Start Shopping for a Home – this is the most exciting part of buying a home, but it can also be discouraging. Use tools: newspapers, real estate listings are useful, but the Multiple Listing Service can be your friend. It often features pictures and views of the house, and you can sort by size, location, rooms and price. Realtor.com is another website for screening homes.
When walking through a home, focus on the things you can’t change. Paint and flooring can be changed, but the size of the home, number of bedrooms and bathrooms, and the view can’t be changed.
Make an Offer – Once you have found a house that meets your needs, you are ready to make an offer. Ask your realtor to share comparable sales – similar types of houses in the area that have been sold recently. Those sales can give you an idea of how much to offer to pay for the house you are looking at. Make a reasonable offer, and the seller will be likely to accept it. If it is too low you insult the seller. Using Zillow.com or Truilia.com, you can see the actual value of neighboring homes.
If the seller accepts your offer, it is time for the next step: Get a Home Appraisal. The mortgage lender does this step, in order to make sure the home will be appraised for at least the value you are offering.

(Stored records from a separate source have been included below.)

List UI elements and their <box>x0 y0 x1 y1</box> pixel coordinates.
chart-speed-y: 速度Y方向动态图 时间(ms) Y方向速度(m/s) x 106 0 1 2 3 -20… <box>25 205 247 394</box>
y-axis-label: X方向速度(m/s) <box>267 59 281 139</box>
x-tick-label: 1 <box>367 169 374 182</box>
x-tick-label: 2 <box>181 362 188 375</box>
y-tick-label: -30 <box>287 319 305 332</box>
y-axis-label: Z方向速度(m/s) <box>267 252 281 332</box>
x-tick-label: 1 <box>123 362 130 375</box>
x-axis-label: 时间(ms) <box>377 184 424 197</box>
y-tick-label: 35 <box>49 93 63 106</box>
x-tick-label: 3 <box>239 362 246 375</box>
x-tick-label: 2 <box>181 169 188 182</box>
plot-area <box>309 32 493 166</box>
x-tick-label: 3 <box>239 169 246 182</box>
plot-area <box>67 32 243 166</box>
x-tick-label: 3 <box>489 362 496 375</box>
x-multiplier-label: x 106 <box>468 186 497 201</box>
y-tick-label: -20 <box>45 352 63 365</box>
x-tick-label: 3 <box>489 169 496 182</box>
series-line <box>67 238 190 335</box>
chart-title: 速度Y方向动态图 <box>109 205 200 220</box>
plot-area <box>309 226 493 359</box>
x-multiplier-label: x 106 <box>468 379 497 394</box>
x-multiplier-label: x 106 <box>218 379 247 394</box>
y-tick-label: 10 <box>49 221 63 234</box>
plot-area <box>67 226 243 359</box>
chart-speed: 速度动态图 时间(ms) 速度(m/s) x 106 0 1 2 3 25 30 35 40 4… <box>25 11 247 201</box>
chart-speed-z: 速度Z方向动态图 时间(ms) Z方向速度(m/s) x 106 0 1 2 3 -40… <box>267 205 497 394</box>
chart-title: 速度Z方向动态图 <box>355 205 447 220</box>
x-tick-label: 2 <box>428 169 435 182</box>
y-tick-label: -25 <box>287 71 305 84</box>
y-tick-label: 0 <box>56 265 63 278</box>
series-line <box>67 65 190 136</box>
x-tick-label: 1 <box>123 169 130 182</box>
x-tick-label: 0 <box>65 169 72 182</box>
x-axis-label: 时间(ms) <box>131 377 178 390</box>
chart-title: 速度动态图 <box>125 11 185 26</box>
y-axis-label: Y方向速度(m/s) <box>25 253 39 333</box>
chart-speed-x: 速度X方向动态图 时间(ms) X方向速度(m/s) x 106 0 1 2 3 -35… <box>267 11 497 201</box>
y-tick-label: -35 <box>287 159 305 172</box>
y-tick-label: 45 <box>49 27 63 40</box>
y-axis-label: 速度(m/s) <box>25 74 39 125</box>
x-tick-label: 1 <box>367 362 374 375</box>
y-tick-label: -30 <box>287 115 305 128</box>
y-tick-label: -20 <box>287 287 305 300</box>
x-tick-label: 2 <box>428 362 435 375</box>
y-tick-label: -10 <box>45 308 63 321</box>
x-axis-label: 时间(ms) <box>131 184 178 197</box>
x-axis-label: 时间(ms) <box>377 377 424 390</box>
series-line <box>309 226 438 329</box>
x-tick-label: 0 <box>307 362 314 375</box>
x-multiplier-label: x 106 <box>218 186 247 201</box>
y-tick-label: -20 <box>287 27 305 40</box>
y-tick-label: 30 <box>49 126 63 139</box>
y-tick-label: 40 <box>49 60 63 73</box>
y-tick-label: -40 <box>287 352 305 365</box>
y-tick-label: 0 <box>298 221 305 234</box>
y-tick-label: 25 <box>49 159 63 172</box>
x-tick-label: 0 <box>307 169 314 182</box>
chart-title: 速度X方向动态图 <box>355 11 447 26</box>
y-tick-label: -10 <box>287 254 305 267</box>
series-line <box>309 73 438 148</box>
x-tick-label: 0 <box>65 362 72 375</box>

Get a Home Inspection. The buyer hires a professional inspector for this job. They look at visible portions of the roof, foundation, plumbing, electrical, and heating and cooling systems. From an investment point, this is one of the most important steps to buying a home. Your purchase agreement should give you a way to back out of the deal, if the home inspector finds a serious problem. This is called the contingency. Your offer should be contingent upon a successful inspection. Walk through with the inspector and the completed report. When I bought my current home, the inspector identified an aged furnace and not all of the outlets were grounded. In addition, a radon test was conducted and it was 3x the approved level. My offer to buy the house was contingent on having the radon problem mitigated.
Settlement/Closing. The step of actually transferring the property from the former owner to you, the buyer, is called the closing. Prior to that date, the lender will give you a written estimate of the costs, so you have enough money to cover your closing costs. There is lots of paperwork, and many signatures are required. The seller gets paid, real estate agents receive their commissions, lender fees are paid, and you get the keys to your new home. Iowa State has a fact sheet on Buying a Home PM1460.